LAZCA – TÜRKÇE FABLLAR -2. BÖLÜM

Ali İhsan Aksamaz

ÇAKALIN MASALI – MK̆YAPUŞİ MESELİ

Bir zamanlar Ayı ile Kurt Karşılaşmış. Bir süre havadan sudan konuşmuşlar. Onlar konuşurken bir Çakal nefes nefese yanlarına gelmiş:

–Efendicağızlarım, ormanımızda biri geziniyor. Ne var ki öyle bizim buralardaki hiç kimseye benzemiyor. Etine buduna dolgun bir hayvan. Eğer onu avlarsak, nereden bakarsanız, o hayvanın eti ormanımızın bütün hayvanlarına bir ay yeter. Gel gör ki, alnında iki sivri boynuzu var. Boynuzlarını taktı mı, koca bir ağaç bile ot gibi devrilir.

Ayı kızmış:

–Bu ormanda, beni yenecek kim var ki, bu yeni gelen beni yenecek?!

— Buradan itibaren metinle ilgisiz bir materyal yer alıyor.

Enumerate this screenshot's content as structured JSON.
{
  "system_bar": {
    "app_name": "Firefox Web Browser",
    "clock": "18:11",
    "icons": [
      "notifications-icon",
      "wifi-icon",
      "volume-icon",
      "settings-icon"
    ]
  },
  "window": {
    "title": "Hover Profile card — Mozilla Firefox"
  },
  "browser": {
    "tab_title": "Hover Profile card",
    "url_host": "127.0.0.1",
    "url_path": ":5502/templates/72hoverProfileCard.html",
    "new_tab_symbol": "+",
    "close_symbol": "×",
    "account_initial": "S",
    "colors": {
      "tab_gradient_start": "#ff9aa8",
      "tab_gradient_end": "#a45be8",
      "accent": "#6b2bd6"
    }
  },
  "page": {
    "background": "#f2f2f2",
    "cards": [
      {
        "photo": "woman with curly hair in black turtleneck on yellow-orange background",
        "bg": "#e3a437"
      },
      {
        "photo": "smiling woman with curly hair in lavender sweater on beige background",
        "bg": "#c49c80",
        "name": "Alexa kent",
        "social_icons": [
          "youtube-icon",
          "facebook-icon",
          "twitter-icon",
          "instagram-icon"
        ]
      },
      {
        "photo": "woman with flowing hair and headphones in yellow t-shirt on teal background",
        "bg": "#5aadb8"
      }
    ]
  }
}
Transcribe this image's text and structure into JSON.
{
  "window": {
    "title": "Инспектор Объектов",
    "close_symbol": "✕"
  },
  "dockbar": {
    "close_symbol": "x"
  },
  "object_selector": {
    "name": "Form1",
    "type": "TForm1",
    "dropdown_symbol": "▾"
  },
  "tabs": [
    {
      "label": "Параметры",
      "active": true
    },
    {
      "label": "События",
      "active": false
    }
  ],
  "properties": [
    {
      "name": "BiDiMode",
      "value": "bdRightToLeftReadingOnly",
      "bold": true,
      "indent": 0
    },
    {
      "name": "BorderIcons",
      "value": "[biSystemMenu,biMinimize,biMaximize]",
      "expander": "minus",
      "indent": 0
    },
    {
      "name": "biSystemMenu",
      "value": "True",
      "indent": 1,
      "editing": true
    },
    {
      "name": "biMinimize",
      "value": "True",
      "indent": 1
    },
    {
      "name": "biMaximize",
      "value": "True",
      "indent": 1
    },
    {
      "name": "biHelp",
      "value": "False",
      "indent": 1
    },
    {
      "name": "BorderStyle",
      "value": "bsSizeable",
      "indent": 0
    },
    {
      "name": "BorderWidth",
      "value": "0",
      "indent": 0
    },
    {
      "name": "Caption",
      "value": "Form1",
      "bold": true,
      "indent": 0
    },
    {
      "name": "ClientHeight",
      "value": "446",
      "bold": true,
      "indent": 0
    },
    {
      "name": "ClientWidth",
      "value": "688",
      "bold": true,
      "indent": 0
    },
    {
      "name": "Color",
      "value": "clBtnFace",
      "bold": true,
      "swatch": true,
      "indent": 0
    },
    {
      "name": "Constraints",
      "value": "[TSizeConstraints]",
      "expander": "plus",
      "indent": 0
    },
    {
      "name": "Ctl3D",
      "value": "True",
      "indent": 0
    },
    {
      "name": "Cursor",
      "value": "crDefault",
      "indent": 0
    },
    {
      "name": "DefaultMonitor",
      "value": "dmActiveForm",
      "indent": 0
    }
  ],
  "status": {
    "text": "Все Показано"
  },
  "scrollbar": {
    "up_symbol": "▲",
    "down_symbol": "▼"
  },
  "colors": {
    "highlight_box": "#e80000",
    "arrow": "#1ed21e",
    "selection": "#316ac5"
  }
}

— Efendicağızım, o gerçekten de çok güçlü.  Hoş, sen benden daha iyi bilirsin; güç ancak akılla yenilir. İzin verin, ben önce gideyim. Yeni gelen o hayvanı bir güzel tanıyayım, bir deneyeyim. Sonra nasıl avlayacağımızı size söylerim.

Çakal, böyle söyleyip gitmiş. Sonra da o hayvana yavaş yavaş yaklaşmış.

Çakalın gördüğü meğerse bir Öküzmüş.

Öküz bir köşede otluyormuş. Biraz ötesindeki bir ağacın altında da bir çoban oturuyormuş. Üstelik elinde de bir tüfek varmış.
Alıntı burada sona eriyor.